D'où un travail considérable, exécuté consciencieusement; des comptes admirablement tenus et les possibilités de la production allemande évaluées avec toute la science des techniciens. C'était de la belle besogne qu'une vaste troupe de calculateurs exécutait posément dans ces bureaux où s'entassaient les documents. De leur côté, les Allemands étageaient des chiffres impressionnants, dont le total restait éloigné de nos évaluations par des abîmes arithmétiques. Car ils faisaient entrer dans le chiffre de leurs paiements des postes que nous ne considérions pas comme des réparations proprement dites. Le débat n'était pas près de prendre fin.

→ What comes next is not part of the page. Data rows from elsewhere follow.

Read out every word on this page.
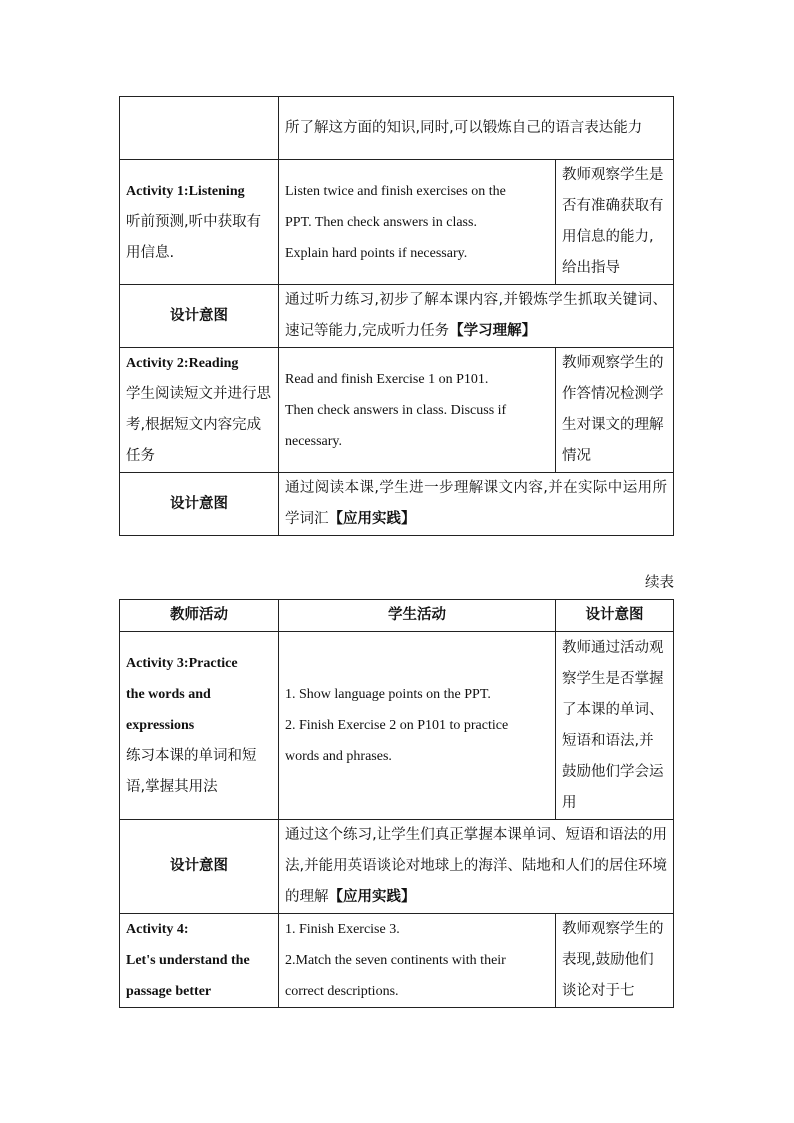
	所了解这方面的知识,同时,可以锻炼自己的语言表达能力	

Activity 1:Listening
听前预测,听中获取有用信息.	Listen twice and finish exercises on the
PPT. Then check answers in class.
Explain hard points if necessary.	教师观察学生是否有准确获取有用信息的能力,给出指导
设计意图	通过听力练习,初步了解本课内容,并锻炼学生抓取关键词、速记等能力,完成听力任务【学习理解】	

Activity 2:Reading
学生阅读短文并进行思考,根据短文内容完成任务	Read and finish Exercise 1 on P101.
Then check answers in class. Discuss if
necessary.	教师观察学生的作答情况检测学生对课文的理解情况
设计意图	通过阅读本课,学生进一步理解课文内容,并在实际中运用所学词汇【应用实践】	
续表
教师活动	学生活动	设计意图

Activity 3:Practice
the words and
expressions
练习本课的单词和短语,掌握其用法	1. Show language points on the PPT.
2. Finish Exercise 2 on P101 to practice
words and phrases.	教师通过活动观察学生是否掌握了本课的单词、短语和语法,并鼓励他们学会运用
设计意图	通过这个练习,让学生们真正掌握本课单词、短语和语法的用法,并能用英语谈论对地球上的海洋、陆地和人们的居住环境的理解【应用实践】	

Activity 4:
Let's understand the
passage better	1. Finish Exercise 3.
2.Match the seven continents with their
correct descriptions.	教师观察学生的表现,鼓励他们谈论对于七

Entretemps, ni à Paris, ni à Berlin, ne se rencontraient les personnes responsables qui auraient pu de temps à autre faire un tour d'horizon et échanger les solutions d'abord théoriques, puis peut-être plus concrètes et plus substantielles. De courtes visites d'informations mutuelles ne donnaient à peu près aucun résultat. A Berlin, elles étaient infiniment rares, indirectes et semblaient n'intéresser Paris à aucun point.

Si l'on n'avait eu, pourtant, quelque chose qui eût ressemblé à un programme politique, les éléments de conversations n'ont pas manqué pendant ces années qui vont de la conclusion de la Paix à l'occupation de la Ruhr. On pouvait penser qu'un Erzberger n'eût pas ce qu'il fallait pour concevoir et exécuter par exemple un projet de reconstruction des régions envahies. Sans supposer qu'un pareil projet fut exécutable avec l'ampleur et dans la totalité chimérique qu'imagina Erzberger, on pouvait cependant utiliser son zèle, étudier les moyens de mettre au point ses propositions.

D'autre part, il était soutenable qu'une négociation importante fût prématurée, tant qu'on ne serait pas plus certain de la situation politique et sociale en Allemagne; mais la prudence ne devait pas aller jusqu'à la négation pure et simple. Les hommes que nous trouvions devant nous, n'étaient pas de ces puissants hommes d'Etat dont la solidité politique ne fait pas question; mais enfin, c'était, j'en suis convaincu, pour la plupart des hommes de bonne volonté et qu'il valait mieux ne pas décourager.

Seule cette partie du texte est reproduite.